WPP does sometimes seem to be more about the dramatic nature of the incident than the quality of the photography – though often the two coincide. But there are a few images on the Boston Globe roundup that I would not be surprised to see featuring in the 2009 prizewinners. It is incidentally, one of the easiest contests to submit an entry to, and it is free to enter – if one of the hardest to win. You have until 15 Jan to send in your work,whether over the internet or by courier.

Paris Photo and Japan

Monday, December 1st, 2008

There is much more I could say about Paris Photo, but much was the same as ever, or perhaps more so. At many gallery spaces it was very much a case of deja vu, and there were some images I welcomed as old friends, in particular a very nice Steichen gum platinum print and some fine dye transfers of artists studios by Evelyn Hofer. If one can’t own such beautiful objects it is at least nice to see them on a regular basis.

However there were other works I would be happy never to see again, and indeed some I would happily add to a bonfire or put back in the photographers rubbish bin from which some ‘vintage works’ do appear to have been ‘rescued.’ I think the gallery scene lacks any mechanism for dealers to admit to making mistakes – they just have to keep on putting out the work and hope that suckers will take the bait.

It was good to see some of the Japanese work, in particular some fine large prints by Daido Moriyama which made a nice comparision with work by William Klein it was shown alongside.
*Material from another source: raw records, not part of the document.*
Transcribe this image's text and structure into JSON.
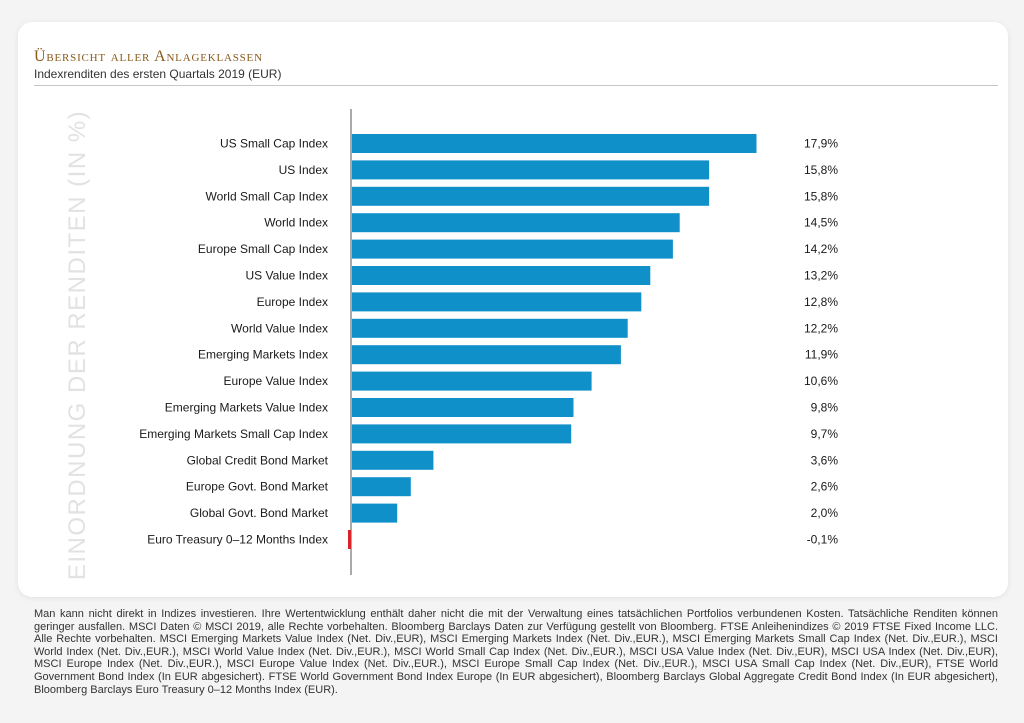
{
  "header": {
    "title": "Übersicht aller Anlageklassen",
    "subtitle": "Indexrenditen des ersten Quartals 2019 (EUR)"
  },
  "chart_data": {
    "type": "bar",
    "orientation": "horizontal",
    "axis_label": "EINORDNUNG DER RENDITEN (IN %)",
    "categories": [
      "US Small Cap Index",
      "US Index",
      "World Small Cap Index",
      "World Index",
      "Europe Small Cap Index",
      "US Value Index",
      "Europe Index",
      "World Value Index",
      "Emerging Markets Index",
      "Europe Value Index",
      "Emerging Markets Value Index",
      "Emerging Markets Small Cap Index",
      "Global Credit Bond Market",
      "Europe Govt. Bond Market",
      "Global Govt. Bond Market",
      "Euro Treasury 0–12 Months Index"
    ],
    "values": [
      17.9,
      15.8,
      15.8,
      14.5,
      14.2,
      13.2,
      12.8,
      12.2,
      11.9,
      10.6,
      9.8,
      9.7,
      3.6,
      2.6,
      2.0,
      -0.1
    ],
    "value_labels": [
      "17,9%",
      "15,8%",
      "15,8%",
      "14,5%",
      "14,2%",
      "13,2%",
      "12,8%",
      "12,2%",
      "11,9%",
      "10,6%",
      "9,8%",
      "9,7%",
      "3,6%",
      "2,6%",
      "2,0%",
      "-0,1%"
    ],
    "colors": {
      "positive": "#1090c8",
      "negative": "#d8232a",
      "axis": "#555555"
    },
    "grid": false
  },
  "footnote": "Man kann nicht direkt in Indizes investieren. Ihre Wertentwicklung enthält daher nicht die mit der Verwaltung eines tatsächlichen Portfolios verbundenen Kosten. Tatsächliche Renditen können geringer ausfallen. MSCI Daten © MSCI 2019, alle Rechte vorbehalten. Bloomberg Barclays Daten zur Verfügung gestellt von Bloomberg. FTSE Anleihenindizes © 2019 FTSE Fixed Income LLC. Alle Rechte vorbehalten. MSCI Emerging Markets Value Index (Net. Div.,EUR), MSCI Emerging Markets Index (Net. Div.,EUR.), MSCI Emerging Markets Small Cap Index (Net. Div.,EUR.), MSCI World Index (Net. Div.,EUR.), MSCI World Value Index (Net. Div.,EUR.), MSCI World Small Cap Index (Net. Div.,EUR.), MSCI USA Value Index (Net. Div.,EUR), MSCI USA Index (Net. Div.,EUR), MSCI Europe Index (Net. Div.,EUR.), MSCI Europe Value Index (Net. Div.,EUR.), MSCI Europe Small Cap Index (Net. Div.,EUR.), MSCI USA Small Cap Index (Net. Div.,EUR), FTSE World Government Bond Index (In EUR abgesichert). FTSE World Government Bond Index Europe (In EUR abgesichert), Bloomberg Barclays Global Aggregate Credit Bond Index (In EUR abgesichert), Bloomberg Barclays Euro Treasury 0–12 Months Index (EUR)."
}
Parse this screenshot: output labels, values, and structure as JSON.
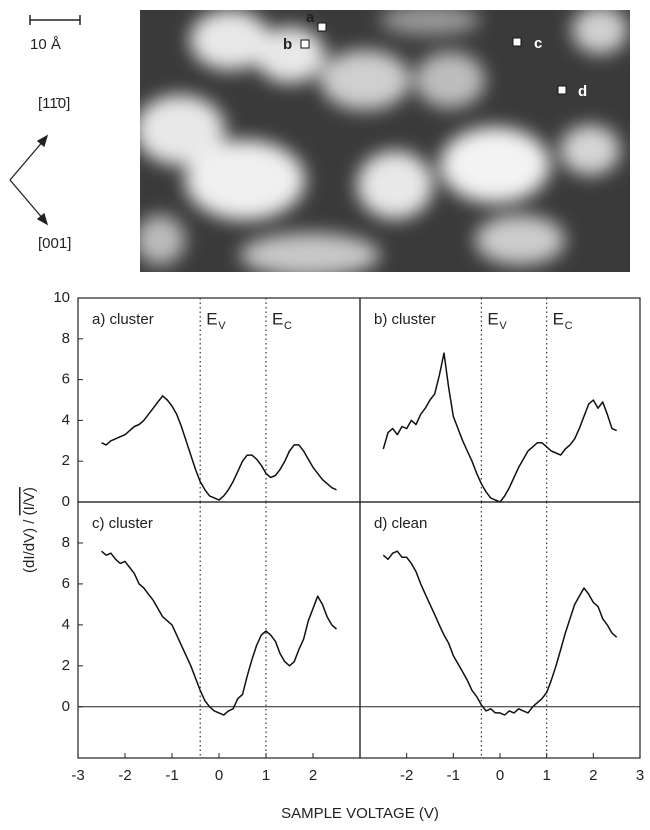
{
  "image": {
    "scale_label": "10 Å",
    "direction_1": "[11̄0]",
    "direction_2": "[001]",
    "points": [
      "a",
      "b",
      "c",
      "d"
    ]
  },
  "xlabel": "SAMPLE VOLTAGE (V)",
  "ylabel": "(dI/dV) / ",
  "ylabel_overline": "(I/V)",
  "chart_data": [
    {
      "type": "line",
      "label": "a) cluster",
      "color": "#111111",
      "x": [
        -2.5,
        -2.4,
        -2.3,
        -2.2,
        -2.1,
        -2.0,
        -1.9,
        -1.8,
        -1.7,
        -1.6,
        -1.5,
        -1.4,
        -1.3,
        -1.2,
        -1.1,
        -1.0,
        -0.9,
        -0.8,
        -0.7,
        -0.6,
        -0.5,
        -0.4,
        -0.3,
        -0.2,
        -0.1,
        0.0,
        0.1,
        0.2,
        0.3,
        0.4,
        0.5,
        0.6,
        0.7,
        0.8,
        0.9,
        1.0,
        1.1,
        1.2,
        1.3,
        1.4,
        1.5,
        1.6,
        1.7,
        1.8,
        1.9,
        2.0,
        2.1,
        2.2,
        2.3,
        2.4,
        2.5
      ],
      "values": [
        2.9,
        2.8,
        3.0,
        3.1,
        3.2,
        3.3,
        3.5,
        3.7,
        3.8,
        4.0,
        4.3,
        4.6,
        4.9,
        5.2,
        5.0,
        4.7,
        4.3,
        3.7,
        3.0,
        2.3,
        1.6,
        1.0,
        0.6,
        0.3,
        0.2,
        0.1,
        0.3,
        0.6,
        1.0,
        1.5,
        2.0,
        2.3,
        2.3,
        2.1,
        1.8,
        1.4,
        1.2,
        1.3,
        1.6,
        2.0,
        2.5,
        2.8,
        2.8,
        2.5,
        2.1,
        1.7,
        1.4,
        1.1,
        0.9,
        0.7,
        0.6
      ],
      "xlim": [
        -3,
        3
      ],
      "ylim": [
        0,
        10
      ],
      "yticks": [
        0,
        2,
        4,
        6,
        8,
        10
      ],
      "vlines": [
        {
          "x": -0.4,
          "label": "E",
          "sub": "V"
        },
        {
          "x": 1.0,
          "label": "E",
          "sub": "C"
        }
      ]
    },
    {
      "type": "line",
      "label": "b) cluster",
      "color": "#111111",
      "x": [
        -2.5,
        -2.4,
        -2.3,
        -2.2,
        -2.1,
        -2.0,
        -1.9,
        -1.8,
        -1.7,
        -1.6,
        -1.5,
        -1.4,
        -1.3,
        -1.2,
        -1.1,
        -1.0,
        -0.9,
        -0.8,
        -0.7,
        -0.6,
        -0.5,
        -0.4,
        -0.3,
        -0.2,
        -0.1,
        0.0,
        0.1,
        0.2,
        0.3,
        0.4,
        0.5,
        0.6,
        0.7,
        0.8,
        0.9,
        1.0,
        1.1,
        1.2,
        1.3,
        1.4,
        1.5,
        1.6,
        1.7,
        1.8,
        1.9,
        2.0,
        2.1,
        2.2,
        2.3,
        2.4,
        2.5
      ],
      "values": [
        2.6,
        3.4,
        3.6,
        3.3,
        3.7,
        3.6,
        4.0,
        3.8,
        4.3,
        4.6,
        5.0,
        5.3,
        6.2,
        7.3,
        5.6,
        4.2,
        3.6,
        3.0,
        2.5,
        2.0,
        1.4,
        0.9,
        0.5,
        0.2,
        0.1,
        0.0,
        0.3,
        0.7,
        1.2,
        1.7,
        2.1,
        2.5,
        2.7,
        2.9,
        2.9,
        2.7,
        2.5,
        2.4,
        2.3,
        2.6,
        2.8,
        3.1,
        3.6,
        4.2,
        4.8,
        5.0,
        4.6,
        4.9,
        4.3,
        3.6,
        3.5
      ],
      "xlim": [
        -3,
        3
      ],
      "ylim": [
        0,
        10
      ],
      "vlines": [
        {
          "x": -0.4,
          "label": "E",
          "sub": "V"
        },
        {
          "x": 1.0,
          "label": "E",
          "sub": "C"
        }
      ]
    },
    {
      "type": "line",
      "label": "c) cluster",
      "color": "#111111",
      "x": [
        -2.5,
        -2.4,
        -2.3,
        -2.2,
        -2.1,
        -2.0,
        -1.9,
        -1.8,
        -1.7,
        -1.6,
        -1.5,
        -1.4,
        -1.3,
        -1.2,
        -1.1,
        -1.0,
        -0.9,
        -0.8,
        -0.7,
        -0.6,
        -0.5,
        -0.4,
        -0.3,
        -0.2,
        -0.1,
        0.0,
        0.1,
        0.2,
        0.3,
        0.4,
        0.5,
        0.6,
        0.7,
        0.8,
        0.9,
        1.0,
        1.1,
        1.2,
        1.3,
        1.4,
        1.5,
        1.6,
        1.7,
        1.8,
        1.9,
        2.0,
        2.1,
        2.2,
        2.3,
        2.4,
        2.5
      ],
      "values": [
        7.6,
        7.4,
        7.5,
        7.2,
        7.0,
        7.1,
        6.8,
        6.5,
        6.0,
        5.8,
        5.5,
        5.2,
        4.8,
        4.4,
        4.2,
        4.0,
        3.5,
        3.0,
        2.5,
        2.0,
        1.4,
        0.8,
        0.3,
        0.0,
        -0.2,
        -0.3,
        -0.4,
        -0.2,
        -0.1,
        0.4,
        0.6,
        1.5,
        2.3,
        3.0,
        3.5,
        3.7,
        3.5,
        3.2,
        2.6,
        2.2,
        2.0,
        2.2,
        2.8,
        3.3,
        4.2,
        4.8,
        5.4,
        5.0,
        4.4,
        4.0,
        3.8
      ],
      "xlim": [
        -3,
        3
      ],
      "ylim": [
        -2.5,
        10
      ],
      "yticks": [
        0,
        2,
        4,
        6,
        8
      ],
      "xticks": [
        -3,
        -2,
        -1,
        0,
        1,
        2
      ],
      "zero_line": true,
      "vlines": [
        {
          "x": -0.4
        },
        {
          "x": 1.0
        }
      ]
    },
    {
      "type": "line",
      "label": "d) clean",
      "color": "#111111",
      "x": [
        -2.5,
        -2.4,
        -2.3,
        -2.2,
        -2.1,
        -2.0,
        -1.9,
        -1.8,
        -1.7,
        -1.6,
        -1.5,
        -1.4,
        -1.3,
        -1.2,
        -1.1,
        -1.0,
        -0.9,
        -0.8,
        -0.7,
        -0.6,
        -0.5,
        -0.4,
        -0.3,
        -0.2,
        -0.1,
        0.0,
        0.1,
        0.2,
        0.3,
        0.4,
        0.5,
        0.6,
        0.7,
        0.8,
        0.9,
        1.0,
        1.1,
        1.2,
        1.3,
        1.4,
        1.5,
        1.6,
        1.7,
        1.8,
        1.9,
        2.0,
        2.1,
        2.2,
        2.3,
        2.4,
        2.5
      ],
      "values": [
        7.4,
        7.2,
        7.5,
        7.6,
        7.3,
        7.3,
        7.0,
        6.6,
        6.0,
        5.5,
        5.0,
        4.5,
        4.0,
        3.5,
        3.1,
        2.5,
        2.1,
        1.7,
        1.3,
        0.8,
        0.5,
        0.1,
        -0.2,
        -0.1,
        -0.3,
        -0.3,
        -0.4,
        -0.2,
        -0.3,
        -0.1,
        -0.2,
        -0.3,
        0.0,
        0.2,
        0.4,
        0.7,
        1.3,
        2.0,
        2.8,
        3.6,
        4.3,
        5.0,
        5.4,
        5.8,
        5.5,
        5.1,
        4.9,
        4.3,
        4.0,
        3.6,
        3.4
      ],
      "xlim": [
        -3,
        3
      ],
      "ylim": [
        -2.5,
        10
      ],
      "xticks": [
        -2,
        -1,
        0,
        1,
        2,
        3
      ],
      "zero_line": true,
      "vlines": [
        {
          "x": -0.4
        },
        {
          "x": 1.0
        }
      ]
    }
  ]
}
It was disappointing not to see more work from Eikoh Hosoe, but there was a magnificient very large screen made from his picture of a Kamaitachi running across a rice paddy, a wide open and highly luminous patchwork landscape. This very large inkjet print made on silk paper was truly one of the most desirable objects in the show.

There is a lengthy illustrated essay by Mariko Takeuchi, guest curator of the “Spotlight on Japan” at the show on lensculture which attempts the kind of overview of Japanese photography that would be beyond me. However, there are a few things  it fails to mention, for example what was possibly a vital influence on photography in Japan in the 20th century (it was listed on the very detailed history board in the exhibition) in 1931 when ‘Film und Foto‘ brought the modern photography world to tour Japan.

Also without a mention is one of my favourite Japanese photographers, Issei Suda (b1940), (you can see around 30 of his pictures – though not my favourite works at the site of the  Portland USA Charles A Hartman gallery.) I was pleased to see pictuers by Suda both at both Galerie Priska Pasquer from Cologne and a particularly fine image with a tatooed torso, from Zeit-Foto Salon from Tokyo. Its a picture that’s hard to describeand I can’t find on the web, so here I’ll do something I don’t like to do and put my very bad snap, taken as an ‘aide-memoire’  and full of reflections, on line. (Incidentally everyone seems happy with people taking pictures of the pictures at the show – which comes as a little shock after some museum policies. )

(C) Issei Suda, Zeit-Foto Salon
One of four Issei Suda images on Zeit-Foto Salon Tokyo stand at Paris Photo

Another fine image on the same stand was a large print by Ihei Kimura (1901-74) one of a generation across the world whose creativity emerged with the Leica, and whose work desrves to be more widely known here.

Takeuchi does mention Kimura, and also another phtogorapher whose prints I liked, Tomoko Yoneda, whose black and white pictures seen through the spectacle lenses of the famous have for me a very Bauhaus feel.  Another photographer who doesn’t get a look in is the only one of the more recent photographers from Japan who held any great interest for me, Nobuhiro Fukui, who I mentioned in an earlier post.